1st up, "Usurpation" by Sue Burke, 2024, 314 pages, 97k words. Book 3 of the Semiosis series. I enjoyed the other 2 OK, with some reservations. This 1 was a bit slow starting, then once it got moving, a 15 year jump to the future. The author says the pacing is odd due to the main narrator being a very long-lived, immobile, intelligent plant.
Next, our 0.1 book: "The Wood at Midwinter" by Susanna Clarke, 2024, 64 pages, 3k words, illustrated. A tiny, cute little story about a saintly girl whose best friends are dogs, a pig, and a woods. A very simple story, I completely forgot how it ended. So i took 10 minutes & read it again. At $10.99 for the eBook, not much of an entertainment value.
3rdly, "The Mercy of Gods" by James S. A. Corey, 2024, 385 pages, 119k words. Book 1 of The Captive's War series. Incredibly powerful aliens with various client races show up and overrun a human world, taking prisoners to see if a use can be found for humanity.
These guys write well, but I must take exception with some of the chapter endings early on.
Chapter 1:
Later, when he stood in the eye of a storm that burned a thousand worlds, he’d remember how it all started with Else Yannin’s hand on his arm and his need to give her a reason to keep it there.Chapter 4:
Later, it would seem like a premonition.I would characterize this as cheesy, heavy-handed foreshadowing. These guys are better writers than this. This is an editing failure. Both those sentences could be deleted & everyone would be better off for it.

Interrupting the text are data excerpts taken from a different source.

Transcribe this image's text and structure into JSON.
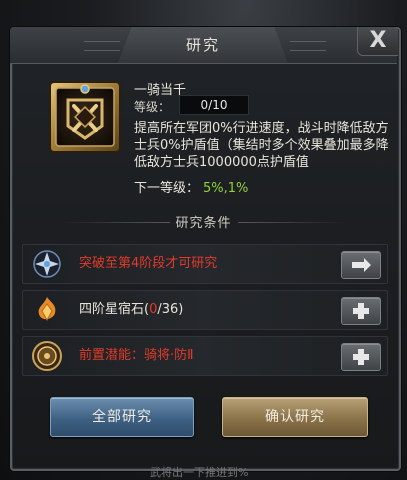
{
  "window": {
    "title": "研究",
    "close_label": "X"
  },
  "skill": {
    "icon": "banner-shield-icon",
    "name": "一骑当千",
    "level_label": "等级：",
    "level_value": "0/10",
    "description": "提高所在军团0%行进速度，战斗时降低敌方士兵0%护盾值（集结时多个效果叠加最多降低敌方士兵1000000点护盾值",
    "next_label": "下一等级：",
    "next_value": "5%,1%"
  },
  "conditions": {
    "title": "研究条件",
    "rows": [
      {
        "icon": "star-emblem-icon",
        "text": "突破至第4阶段才可研究",
        "text_color": "#e33a2a",
        "button_icon": "arrow-right-icon"
      },
      {
        "icon": "fire-crystal-icon",
        "text_prefix": "四阶星宿石(",
        "count_current": "0",
        "count_sep": "/36)",
        "count_color": "#e33a2a",
        "button_icon": "plus-icon"
      },
      {
        "icon": "round-medal-icon",
        "text": "前置潜能：骑将·防Ⅱ",
        "text_color": "#e33a2a",
        "button_icon": "plus-icon"
      }
    ]
  },
  "buttons": {
    "research_all": "全部研究",
    "confirm_research": "确认研究"
  },
  "footer": {
    "text": "武将出一下推进到%"
  },
  "colors": {
    "accent_red": "#e33a2a",
    "accent_green": "#8fd13a",
    "blue_button": "#3f6184",
    "gold_button": "#8a7249"
  }
}
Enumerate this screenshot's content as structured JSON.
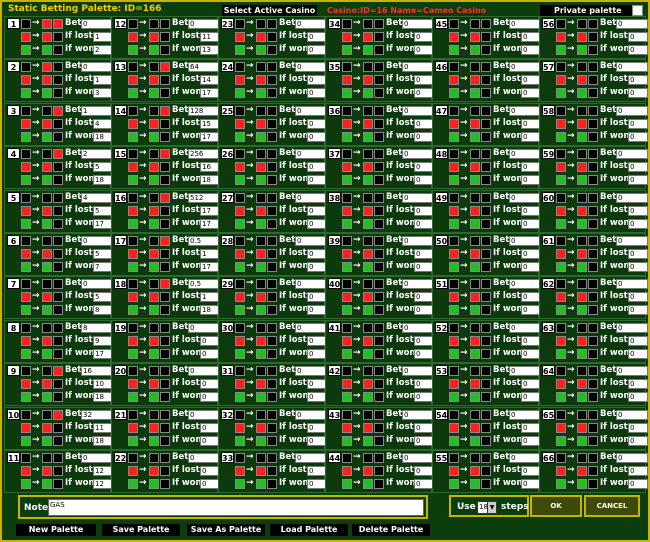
{
  "window": {
    "title": "Static Betting Palette: ID=166",
    "select_casino_label": "Select Active Casino",
    "casino_info": "Casino:ID=16 Name=Cameo Casino",
    "private_label": "Private palette"
  },
  "labels": {
    "bet": "Bet",
    "lost": "If lost->",
    "won": "If won->"
  },
  "cells": [
    {
      "num": "1",
      "top": "blk,red,red",
      "bet": "0",
      "lost": "1",
      "won": "2"
    },
    {
      "num": "2",
      "top": "blk,red,blk",
      "bet": "0",
      "lost": "1",
      "won": "3"
    },
    {
      "num": "3",
      "top": "blk,blk,red",
      "bet": "1",
      "lost": "4",
      "won": "18"
    },
    {
      "num": "4",
      "top": "blk,blk,red",
      "bet": "2",
      "lost": "5",
      "won": "18"
    },
    {
      "num": "5",
      "top": "blk,blk,blk",
      "bet": "4",
      "lost": "5",
      "won": "17"
    },
    {
      "num": "6",
      "top": "blk,blk,blk",
      "bet": "0",
      "lost": "5",
      "won": "7"
    },
    {
      "num": "7",
      "top": "blk,blk,blk",
      "bet": "0",
      "lost": "5",
      "won": "8"
    },
    {
      "num": "8",
      "top": "blk,blk,blk",
      "bet": "8",
      "lost": "9",
      "won": "17"
    },
    {
      "num": "9",
      "top": "blk,blk,red",
      "bet": "16",
      "lost": "10",
      "won": "18"
    },
    {
      "num": "10",
      "top": "blk,blk,red",
      "bet": "32",
      "lost": "11",
      "won": "18"
    },
    {
      "num": "11",
      "top": "blk,blk,blk",
      "bet": "0",
      "lost": "12",
      "won": "12"
    },
    {
      "num": "12",
      "top": "blk,blk,blk",
      "bet": "0",
      "lost": "11",
      "won": "13"
    },
    {
      "num": "13",
      "top": "blk,blk,red",
      "bet": "64",
      "lost": "14",
      "won": "17"
    },
    {
      "num": "14",
      "top": "blk,blk,red",
      "bet": "128",
      "lost": "15",
      "won": "17"
    },
    {
      "num": "15",
      "top": "blk,blk,red",
      "bet": "256",
      "lost": "16",
      "won": "18"
    },
    {
      "num": "16",
      "top": "blk,blk,red",
      "bet": "512",
      "lost": "17",
      "won": "17"
    },
    {
      "num": "17",
      "top": "blk,blk,red",
      "bet": "0.5",
      "lost": "1",
      "won": "17"
    },
    {
      "num": "18",
      "top": "blk,blk,red",
      "bet": "0.5",
      "lost": "1",
      "won": "18"
    },
    {
      "num": "19",
      "top": "blk,blk,blk",
      "bet": "0",
      "lost": "0",
      "won": "0"
    },
    {
      "num": "20",
      "top": "blk,blk,blk",
      "bet": "0",
      "lost": "0",
      "won": "0"
    },
    {
      "num": "21",
      "top": "blk,blk,blk",
      "bet": "0",
      "lost": "0",
      "won": "0"
    },
    {
      "num": "22",
      "top": "blk,blk,blk",
      "bet": "0",
      "lost": "0",
      "won": "0"
    },
    {
      "num": "23",
      "top": "blk,blk,blk",
      "bet": "0",
      "lost": "0",
      "won": "0"
    },
    {
      "num": "24",
      "top": "blk,blk,blk",
      "bet": "0",
      "lost": "0",
      "won": "0"
    },
    {
      "num": "25",
      "top": "blk,blk,blk",
      "bet": "0",
      "lost": "0",
      "won": "0"
    },
    {
      "num": "26",
      "top": "blk,blk,blk",
      "bet": "0",
      "lost": "0",
      "won": "0"
    },
    {
      "num": "27",
      "top": "blk,blk,blk",
      "bet": "0",
      "lost": "0",
      "won": "0"
    },
    {
      "num": "28",
      "top": "blk,blk,blk",
      "bet": "0",
      "lost": "0",
      "won": "0"
    },
    {
      "num": "29",
      "top": "blk,blk,blk",
      "bet": "0",
      "lost": "0",
      "won": "0"
    },
    {
      "num": "30",
      "top": "blk,blk,blk",
      "bet": "0",
      "lost": "0",
      "won": "0"
    },
    {
      "num": "31",
      "top": "blk,blk,blk",
      "bet": "0",
      "lost": "0",
      "won": "0"
    },
    {
      "num": "32",
      "top": "blk,blk,blk",
      "bet": "0",
      "lost": "0",
      "won": "0"
    },
    {
      "num": "33",
      "top": "blk,blk,blk",
      "bet": "0",
      "lost": "0",
      "won": "0"
    },
    {
      "num": "34",
      "top": "blk,blk,blk",
      "bet": "0",
      "lost": "0",
      "won": "0"
    },
    {
      "num": "35",
      "top": "blk,blk,blk",
      "bet": "0",
      "lost": "0",
      "won": "0"
    },
    {
      "num": "36",
      "top": "blk,blk,blk",
      "bet": "0",
      "lost": "0",
      "won": "0"
    },
    {
      "num": "37",
      "top": "blk,blk,blk",
      "bet": "0",
      "lost": "0",
      "won": "0"
    },
    {
      "num": "38",
      "top": "blk,blk,blk",
      "bet": "0",
      "lost": "0",
      "won": "0"
    },
    {
      "num": "39",
      "top": "blk,blk,blk",
      "bet": "0",
      "lost": "0",
      "won": "0"
    },
    {
      "num": "40",
      "top": "blk,blk,blk",
      "bet": "0",
      "lost": "0",
      "won": "0"
    },
    {
      "num": "41",
      "top": "blk,blk,blk",
      "bet": "0",
      "lost": "0",
      "won": "0"
    },
    {
      "num": "42",
      "top": "blk,blk,blk",
      "bet": "0",
      "lost": "0",
      "won": "0"
    },
    {
      "num": "43",
      "top": "blk,blk,blk",
      "bet": "0",
      "lost": "0",
      "won": "0"
    },
    {
      "num": "44",
      "top": "blk,blk,blk",
      "bet": "0",
      "lost": "0",
      "won": "0"
    },
    {
      "num": "45",
      "top": "blk,blk,blk",
      "bet": "0",
      "lost": "0",
      "won": "0"
    },
    {
      "num": "46",
      "top": "blk,blk,blk",
      "bet": "0",
      "lost": "0",
      "won": "0"
    },
    {
      "num": "47",
      "top": "blk,blk,blk",
      "bet": "0",
      "lost": "0",
      "won": "0"
    },
    {
      "num": "48",
      "top": "blk,blk,blk",
      "bet": "0",
      "lost": "0",
      "won": "0"
    },
    {
      "num": "49",
      "top": "blk,blk,blk",
      "bet": "0",
      "lost": "0",
      "won": "0"
    },
    {
      "num": "50",
      "top": "blk,blk,blk",
      "bet": "0",
      "lost": "0",
      "won": "0"
    },
    {
      "num": "51",
      "top": "blk,blk,blk",
      "bet": "0",
      "lost": "0",
      "won": "0"
    },
    {
      "num": "52",
      "top": "blk,blk,blk",
      "bet": "0",
      "lost": "0",
      "won": "0"
    },
    {
      "num": "53",
      "top": "blk,blk,blk",
      "bet": "0",
      "lost": "0",
      "won": "0"
    },
    {
      "num": "54",
      "top": "blk,blk,blk",
      "bet": "0",
      "lost": "0",
      "won": "0"
    },
    {
      "num": "55",
      "top": "blk,blk,blk",
      "bet": "0",
      "lost": "0",
      "won": "0"
    },
    {
      "num": "56",
      "top": "blk,blk,blk",
      "bet": "0",
      "lost": "0",
      "won": "0"
    },
    {
      "num": "57",
      "top": "blk,blk,blk",
      "bet": "0",
      "lost": "0",
      "won": "0"
    },
    {
      "num": "58",
      "top": "blk,blk,blk",
      "bet": "0",
      "lost": "0",
      "won": "0"
    },
    {
      "num": "59",
      "top": "blk,blk,blk",
      "bet": "0",
      "lost": "0",
      "won": "0"
    },
    {
      "num": "60",
      "top": "blk,blk,blk",
      "bet": "0",
      "lost": "0",
      "won": "0"
    },
    {
      "num": "61",
      "top": "blk,blk,blk",
      "bet": "0",
      "lost": "0",
      "won": "0"
    },
    {
      "num": "62",
      "top": "blk,blk,blk",
      "bet": "0",
      "lost": "0",
      "won": "0"
    },
    {
      "num": "63",
      "top": "blk,blk,blk",
      "bet": "0",
      "lost": "0",
      "won": "0"
    },
    {
      "num": "64",
      "top": "blk,blk,blk",
      "bet": "0",
      "lost": "0",
      "won": "0"
    },
    {
      "num": "65",
      "top": "blk,blk,blk",
      "bet": "0",
      "lost": "0",
      "won": "0"
    },
    {
      "num": "66",
      "top": "blk,blk,blk",
      "bet": "0",
      "lost": "0",
      "won": "0"
    }
  ],
  "note": {
    "label": "Note:",
    "value": "GAS"
  },
  "use": {
    "label": "Use",
    "value": "18",
    "steps": "steps"
  },
  "dialog_buttons": {
    "ok": "OK",
    "cancel": "CANCEL"
  },
  "footer": [
    "New Palette",
    "Save Palette",
    "Save As Palette",
    "Load Palette",
    "Delete Palette"
  ],
  "colors": {
    "accent": "#c8b400",
    "background": "#0c3d0c",
    "red": "#ff2020",
    "green": "#20c020"
  }
}
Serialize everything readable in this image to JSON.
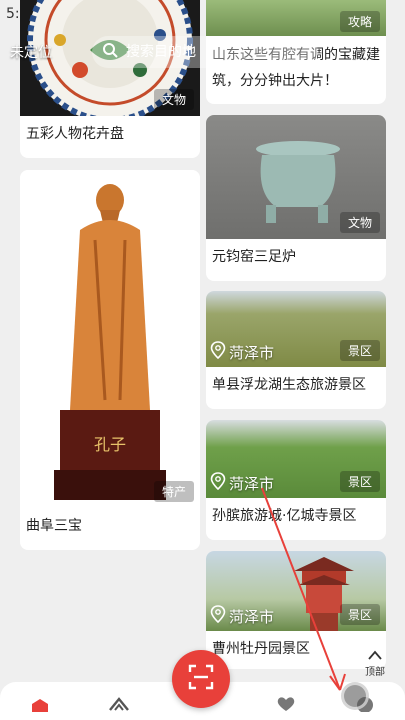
{
  "status": {
    "time": "5:"
  },
  "header": {
    "location_label": "未定位",
    "search_placeholder": "搜索目的地"
  },
  "left_column": [
    {
      "title": "五彩人物花卉盘",
      "tag": "文物"
    },
    {
      "title": "曲阜三宝",
      "tag": "特产",
      "figure_plaque": "孔子"
    }
  ],
  "right_column": [
    {
      "title": "山东这些有腔有调的宝藏建筑，分分钟出大片！",
      "tag": "攻略"
    },
    {
      "title": "元钧窑三足炉",
      "tag": "文物"
    },
    {
      "title": "单县浮龙湖生态旅游景区",
      "tag": "景区",
      "location": "菏泽市"
    },
    {
      "title": "孙膑旅游城·亿城寺景区",
      "tag": "景区",
      "location": "菏泽市"
    },
    {
      "title": "曹州牡丹园景区",
      "tag": "景区",
      "location": "菏泽市"
    }
  ],
  "back_to_top": {
    "label": "顶部"
  },
  "bottom_nav": {
    "icons": [
      "home-icon",
      "discover-icon",
      "scan-icon",
      "favorites-icon",
      "profile-icon"
    ]
  },
  "colors": {
    "accent": "#e8403a",
    "background": "#efefef"
  }
}
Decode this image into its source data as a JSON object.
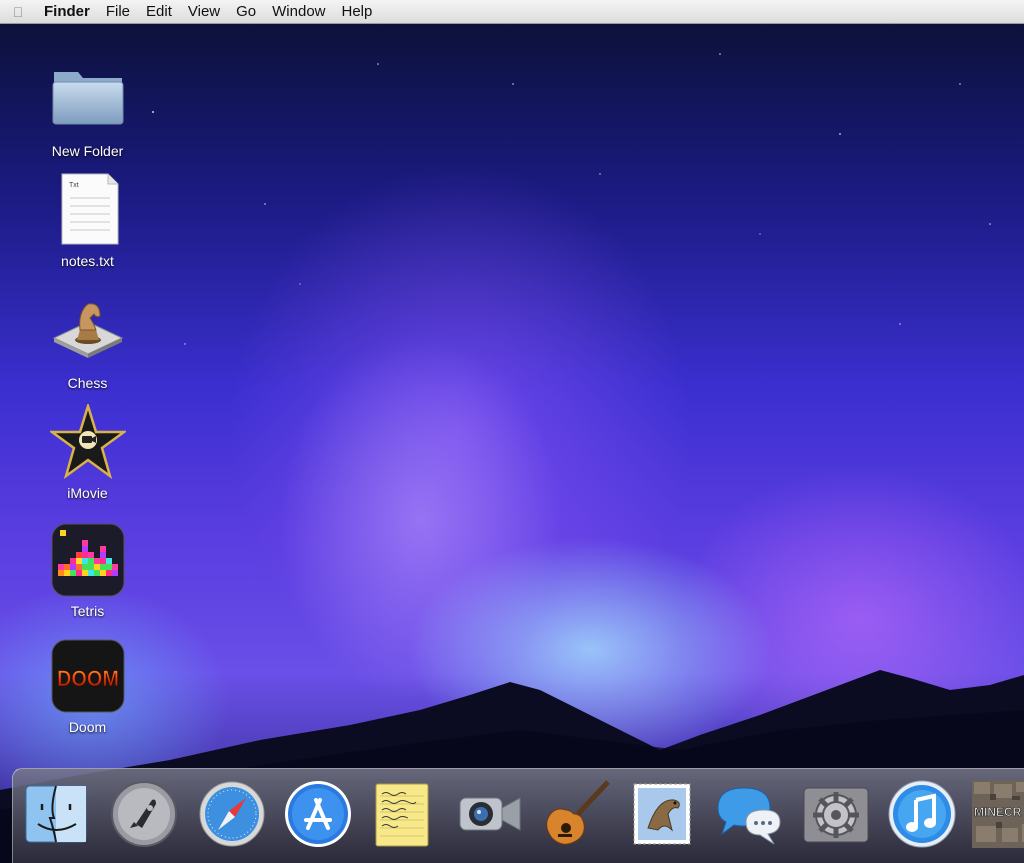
{
  "menubar": {
    "app_name": "Finder",
    "items": [
      "File",
      "Edit",
      "View",
      "Go",
      "Window",
      "Help"
    ]
  },
  "desktop_icons": [
    {
      "label": "New Folder",
      "icon": "folder-icon"
    },
    {
      "label": "notes.txt",
      "icon": "text-file-icon",
      "badge": "Txt"
    },
    {
      "label": "Chess",
      "icon": "chess-icon"
    },
    {
      "label": "iMovie",
      "icon": "imovie-icon"
    },
    {
      "label": "Tetris",
      "icon": "tetris-icon"
    },
    {
      "label": "Doom",
      "icon": "doom-icon",
      "logo_text": "DOOM"
    }
  ],
  "dock": {
    "items": [
      {
        "icon": "finder-icon"
      },
      {
        "icon": "launchpad-icon"
      },
      {
        "icon": "safari-icon"
      },
      {
        "icon": "app-store-icon"
      },
      {
        "icon": "notes-icon"
      },
      {
        "icon": "facetime-icon"
      },
      {
        "icon": "garageband-icon"
      },
      {
        "icon": "mail-icon"
      },
      {
        "icon": "messages-icon"
      },
      {
        "icon": "system-preferences-icon"
      },
      {
        "icon": "itunes-icon"
      },
      {
        "icon": "minecraft-icon",
        "label": "MINECR"
      }
    ]
  },
  "colors": {
    "menubar": "#e6e6e6",
    "sky_top": "#0a1030",
    "aurora_purple": "#6a4fe8",
    "aurora_cyan": "#aaebff",
    "mountains": "#0c0c24"
  }
}
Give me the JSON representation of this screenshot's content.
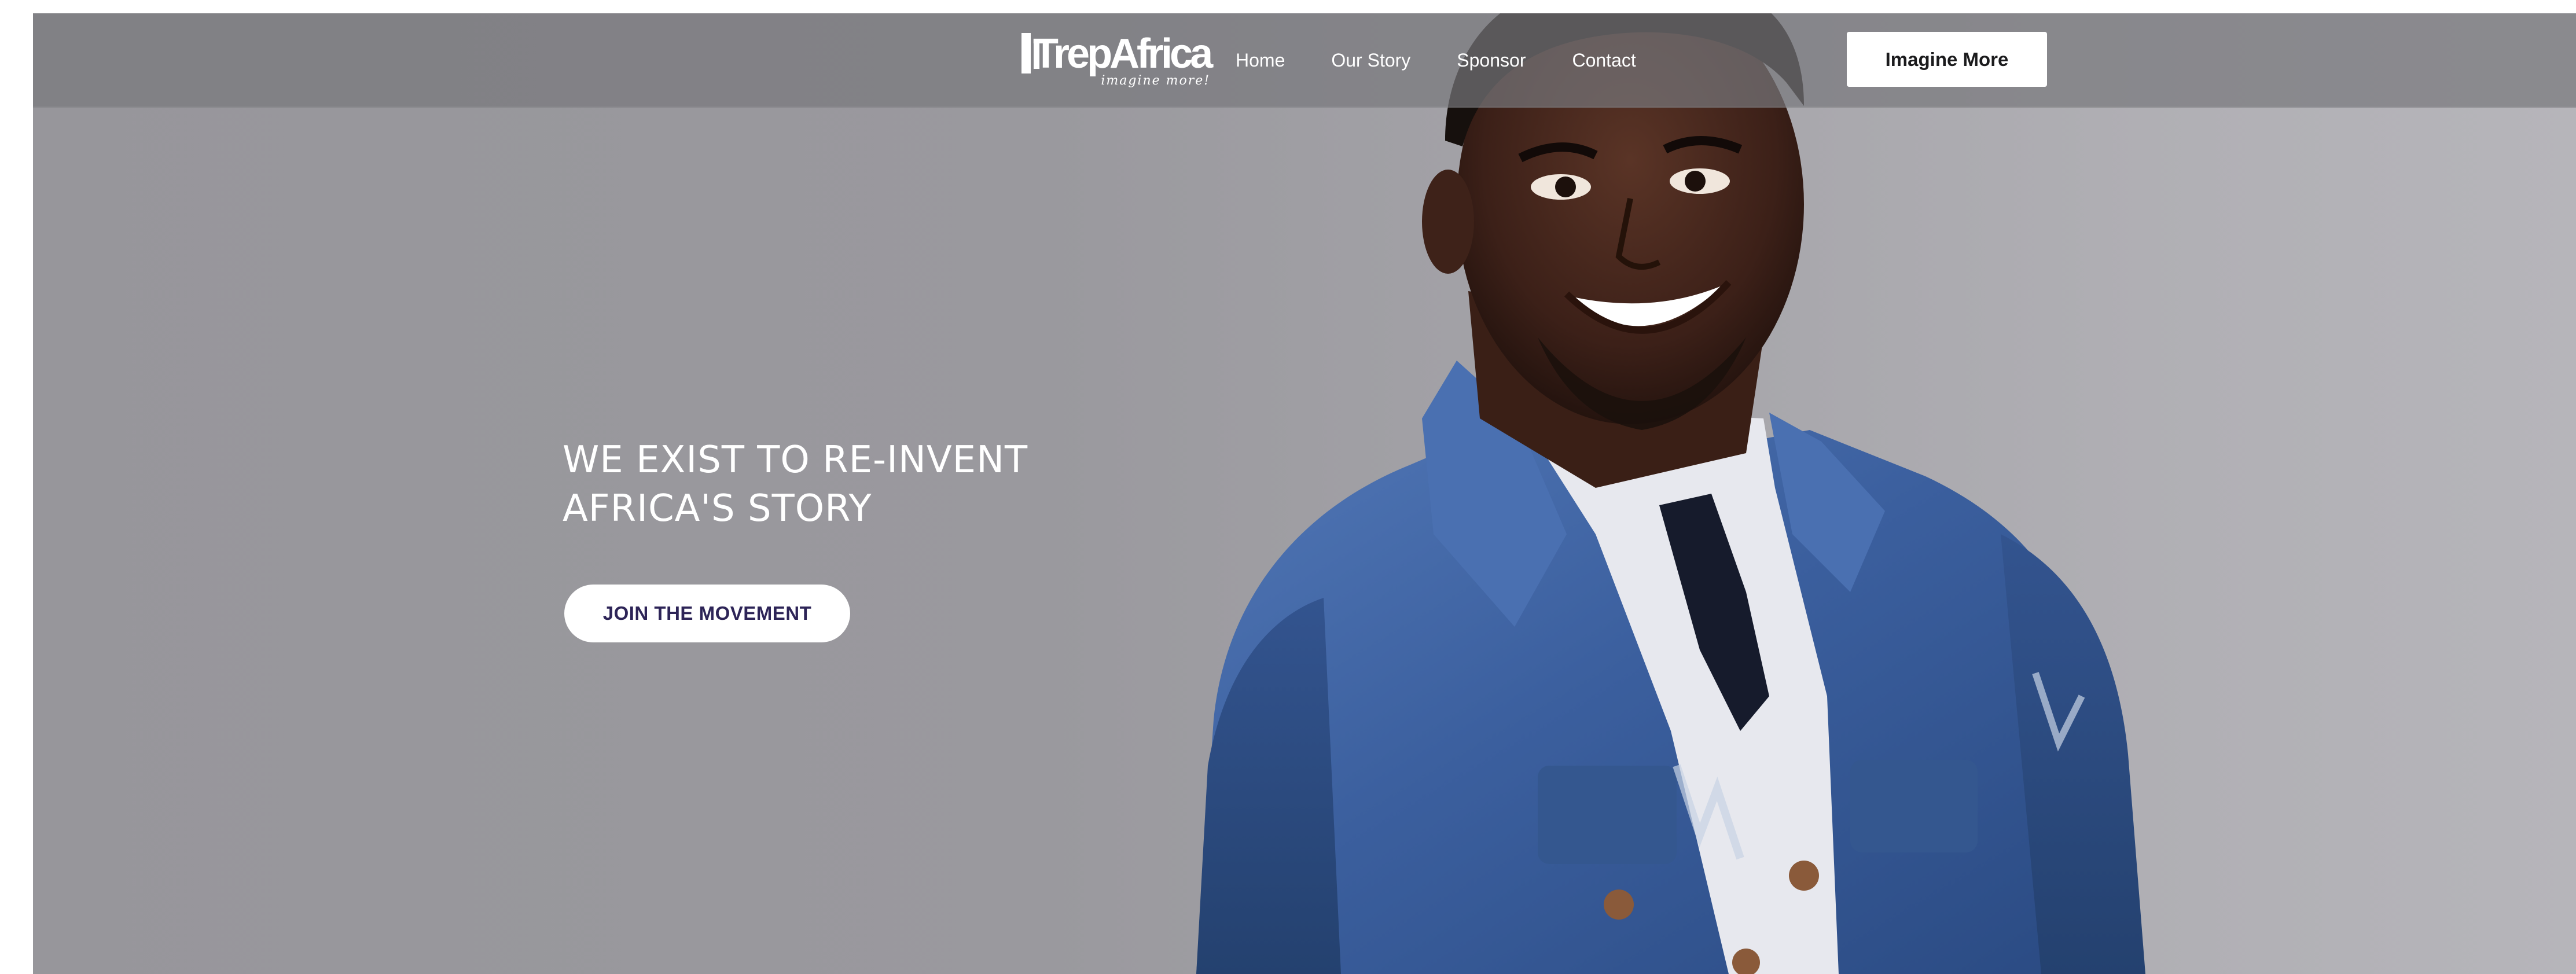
{
  "header": {
    "logo": {
      "wordmark": "TrepAfrica",
      "tagline": "imagine more!"
    },
    "nav": [
      {
        "label": "Home"
      },
      {
        "label": "Our Story"
      },
      {
        "label": "Sponsor"
      },
      {
        "label": "Contact"
      }
    ],
    "cta_label": "Imagine More"
  },
  "hero": {
    "headline_line1": "WE EXIST TO RE-INVENT",
    "headline_line2": "AFRICA'S STORY",
    "button_label": "JOIN THE MOVEMENT",
    "image_description": "smiling-man-denim-jacket"
  },
  "colors": {
    "header_overlay": "#78777c",
    "hero_background": "#9a999e",
    "button_text_dark": "#2d2457",
    "denim": "#3d62a3"
  }
}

Lastly, a novella set in the world of the previous story: "Livesuits" by James S. A. Corey, 2024, 70 pages, 21k words. A different take than the novel, with humans fighting back. It has a very "Starship Troopers" kind of feel. Kind of an "Oh no!" ending. I liked how these authors used these shorter works to flesh out their universe in The Expanse, I think this is a good technique.
Well as short as that last 1 was, the post title probably should have been "2.4" instead of "3.1".